Exploitant agricole au lieu dit Bellevue commune de Busserolles. Lorsque l’on a peu de surface, peu ou pas de primes mais la volonté de rester et d’élever sa famille il nous faut trouver une production capable de vous faire vivre. Nous avons opté pour des palmipèdes « prêts à gaver » en 1999.
 
L'année même de notre lancement, nous avons subi d’importants dommages dus à la tempête. Nous avons heureusement pu nous relever grâce au soutien de nos proches ainsi que  de la commune.
 
En 2006, avec la création de la société « Etang Bellevue » un nouveau site a vu le jour. Les canards élevés sur l’exploitation sont ensuite transférés chez les gaveurs qui exploiteront viande et foie.
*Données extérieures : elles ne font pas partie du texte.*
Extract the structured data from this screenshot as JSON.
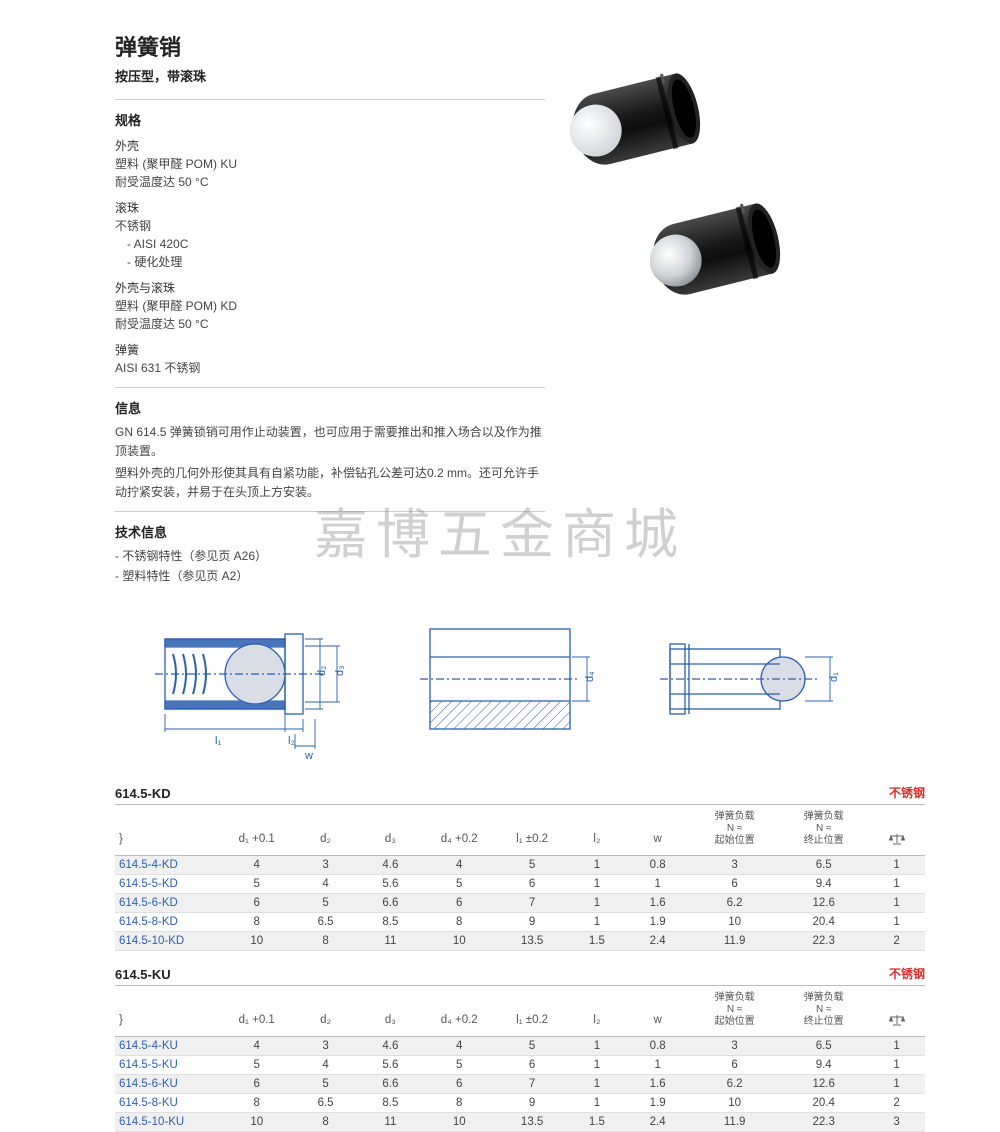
{
  "header": {
    "title": "弹簧销",
    "subtitle": "按压型，带滚珠"
  },
  "sections": {
    "spec_head": "规格",
    "shell_label": "外壳",
    "shell_line1": "塑料 (聚甲醛 POM) KU",
    "shell_line2": "耐受温度达 50 °C",
    "ball_label": "滚珠",
    "ball_line1": "不锈钢",
    "ball_li1": "- AISI 420C",
    "ball_li2": "- 硬化处理",
    "shellball_label": "外壳与滚珠",
    "shellball_line1": "塑料 (聚甲醛 POM) KD",
    "shellball_line2": "耐受温度达 50 °C",
    "spring_label": "弹簧",
    "spring_line1": "AISI 631 不锈钢",
    "info_head": "信息",
    "info_p1": "GN 614.5 弹簧锁销可用作止动装置，也可应用于需要推出和推入场合以及作为推顶装置。",
    "info_p2": "塑料外壳的几何外形使其具有自紧功能，补偿钻孔公差可达0.2 mm。还可允许手动拧紧安装，并易于在头顶上方安装。",
    "tech_head": "技术信息",
    "tech_li1": "- 不锈钢特性（参见页 A26）",
    "tech_li2": "- 塑料特性（参见页 A2）"
  },
  "diagram_labels": {
    "d1": "d₁",
    "d2": "d₂",
    "d3": "d₃",
    "d4": "d₄",
    "l1": "l₁",
    "l2": "l₂",
    "w": "w"
  },
  "watermark": "嘉博五金商城",
  "tables": {
    "columns": {
      "code": "}",
      "d1": "d₁ +0.1",
      "d2": "d₂",
      "d3": "d₃",
      "d4": "d₄ +0.2",
      "l1": "l₁ ±0.2",
      "l2": "l₂",
      "w": "w",
      "force_start_l1": "弹簧负载",
      "force_start_l2": "N ≈",
      "force_start_l3": "起始位置",
      "force_end_l1": "弹簧负载",
      "force_end_l2": "N ≈",
      "force_end_l3": "终止位置"
    },
    "tag": "不锈钢",
    "kd": {
      "title": "614.5-KD",
      "rows": [
        [
          "614.5-4-KD",
          "4",
          "3",
          "4.6",
          "4",
          "5",
          "1",
          "0.8",
          "3",
          "6.5",
          "1"
        ],
        [
          "614.5-5-KD",
          "5",
          "4",
          "5.6",
          "5",
          "6",
          "1",
          "1",
          "6",
          "9.4",
          "1"
        ],
        [
          "614.5-6-KD",
          "6",
          "5",
          "6.6",
          "6",
          "7",
          "1",
          "1.6",
          "6.2",
          "12.6",
          "1"
        ],
        [
          "614.5-8-KD",
          "8",
          "6.5",
          "8.5",
          "8",
          "9",
          "1",
          "1.9",
          "10",
          "20.4",
          "1"
        ],
        [
          "614.5-10-KD",
          "10",
          "8",
          "11",
          "10",
          "13.5",
          "1.5",
          "2.4",
          "11.9",
          "22.3",
          "2"
        ]
      ]
    },
    "ku": {
      "title": "614.5-KU",
      "rows": [
        [
          "614.5-4-KU",
          "4",
          "3",
          "4.6",
          "4",
          "5",
          "1",
          "0.8",
          "3",
          "6.5",
          "1"
        ],
        [
          "614.5-5-KU",
          "5",
          "4",
          "5.6",
          "5",
          "6",
          "1",
          "1",
          "6",
          "9.4",
          "1"
        ],
        [
          "614.5-6-KU",
          "6",
          "5",
          "6.6",
          "6",
          "7",
          "1",
          "1.6",
          "6.2",
          "12.6",
          "1"
        ],
        [
          "614.5-8-KU",
          "8",
          "6.5",
          "8.5",
          "8",
          "9",
          "1",
          "1.9",
          "10",
          "20.4",
          "2"
        ],
        [
          "614.5-10-KU",
          "10",
          "8",
          "11",
          "10",
          "13.5",
          "1.5",
          "2.4",
          "11.9",
          "22.3",
          "3"
        ]
      ]
    }
  },
  "colors": {
    "text": "#333333",
    "link": "#2a5fb0",
    "tag_red": "#d9302a",
    "row_alt": "#f0f0f0",
    "border": "#bbbbbb",
    "diagram_stroke": "#2a5fb0",
    "diagram_fill": "#d9dee6"
  }
}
Ce genre de production nous met en relation en aval avec les banques, les constructeurs de bâtiments, les accouveurs, les transporteurs, les fabricants d’aliment pour bétail et en amont avec les gaveurs, les transporteurs, les abatteurs, les conserveurs, etc.…jusqu' aux assiettes des consommateurs.
 
L'élevage de palmipèdes est possible à Busserolles même dans un environnement agricole morose. La commune grâce à sa situation géographique nous permet de faire partie de l'IGP  l'IGP « Périgord » (IGP = Identification Géographique Protégée). Ceci est un atout majeur pour la commercialisation des produits.